Иван Толстой: А как сложились отношения Нины Николаевны и третьей волны эмиграции? Насколько я понял, там ведь особенных конфликтов не было, Берберову приняла третья волна, это правда?
Ирина Винокурова: Берберову третья волна приняла восторженно. Можно сказать, что вся элита третьей волны состояла из сплошных поклонников Берберовой, за очень немногими исключениями. Если идти в хронологическом порядке, то первым надо назвать Бродского, который возник на горизонте Берберовой осенью 1972-го, сразу после прибытия в Америку. И, по свидетельству ближайшего друга Бродского Томаса Венцловы, Берберова была одним из очень немногих представителей первой волны, с которыми он охотно общался и чьи взгляды не казались ему анахроничными. Венцлова не уточняет, что он имел в виду под словом "анахроничный", но понятно, что это такие вещи, как свойственная первой волне идеализация предреволюционного российского прошлого, нежелание вписываться в чужую культуру, отсутствие интереса к искусству и литературе, которое создается в метрополии. Известно, что Берберова стояла по всем этим пунктам на противоположных позициях.
Иван Толстой: А кто еще?
Ирина Винокурова: Кроме Бродского – Синявский, который прочитал "Курсив" уже в Париже и прислал Берберовой длинное, очень взволнованное письмо. Ефим Григорьевич Эткинд, известный переводчик, литературовед, который тоже оказался, в результате, в Париже, и тоже откликнулся очень теплым письмом. Многостраничные, чрезвычайно комплементарные письма Берберова получила от Копелева и его жены Раисы Орловой, которые связались с Берберовой еще будучи в Москве, но в результате они тоже оказались в вынужденной эмиграции в Германии. Среди поклонников Берберовой был Владимир Войнович, который написал об этом в своей книге "Автопортрет". Молодой прозаик Саша Соколов, который оказался в Америке благодаря женитьбе на иностранке. И энтузиастом был Сергей Довлатов.

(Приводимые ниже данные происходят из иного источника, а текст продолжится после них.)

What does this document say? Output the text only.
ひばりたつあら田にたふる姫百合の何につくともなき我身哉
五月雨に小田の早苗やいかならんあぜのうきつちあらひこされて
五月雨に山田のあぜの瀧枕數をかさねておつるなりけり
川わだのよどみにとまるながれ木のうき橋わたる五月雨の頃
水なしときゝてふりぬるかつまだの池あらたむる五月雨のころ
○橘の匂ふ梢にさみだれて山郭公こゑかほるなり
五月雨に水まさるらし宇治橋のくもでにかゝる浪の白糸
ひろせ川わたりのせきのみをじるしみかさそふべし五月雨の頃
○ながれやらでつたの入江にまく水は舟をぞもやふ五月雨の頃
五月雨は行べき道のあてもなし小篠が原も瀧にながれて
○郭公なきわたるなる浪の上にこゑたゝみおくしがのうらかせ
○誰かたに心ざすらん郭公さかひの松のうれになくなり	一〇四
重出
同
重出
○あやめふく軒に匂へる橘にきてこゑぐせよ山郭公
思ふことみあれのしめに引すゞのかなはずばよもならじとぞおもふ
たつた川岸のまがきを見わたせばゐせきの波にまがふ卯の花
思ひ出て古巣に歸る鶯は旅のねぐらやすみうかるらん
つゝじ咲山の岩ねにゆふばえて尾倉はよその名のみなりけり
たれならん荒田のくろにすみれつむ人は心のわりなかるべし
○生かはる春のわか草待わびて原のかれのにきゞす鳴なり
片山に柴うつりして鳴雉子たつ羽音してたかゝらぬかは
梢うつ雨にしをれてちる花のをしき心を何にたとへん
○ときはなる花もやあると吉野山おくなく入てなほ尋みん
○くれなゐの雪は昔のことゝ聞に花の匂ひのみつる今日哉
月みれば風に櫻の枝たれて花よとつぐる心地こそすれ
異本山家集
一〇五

Известно, что Довлатов любил писать письма и между ним и Берберовой была одно время довольно интенсивная переписка. Довлатов связался с Берберовой, прочитав ее "Железную женщину", но в том же письме он восторженно отзывался о "Курсиве". И в ответ на какое-то письмо Берберовой, Довлатов писал:
"Надеюсь, вам и без меня известно, что все вменяемые люди моего поколения испытывают к вам самые восторженные и почтительные чувства. Причем, именно к вам, как ни к одному другому здравствующему писателю первой волны. Каким-то странным образом тон вашей речи, ход мысли, ритмика, настроение, душевные правила, – все это очень созвучно и близко лучшим людям третьей эмиграции. Ничего подобного, при всем огромном уважении, не могу сказать ни о Бунине, ни об Адамовиче, ни о Мережковских. Невозможно себе представить, чтобы у кого-нибудь из них нашлось доброе слово в адрес, например, Олеши или, тем более, Эренбурга".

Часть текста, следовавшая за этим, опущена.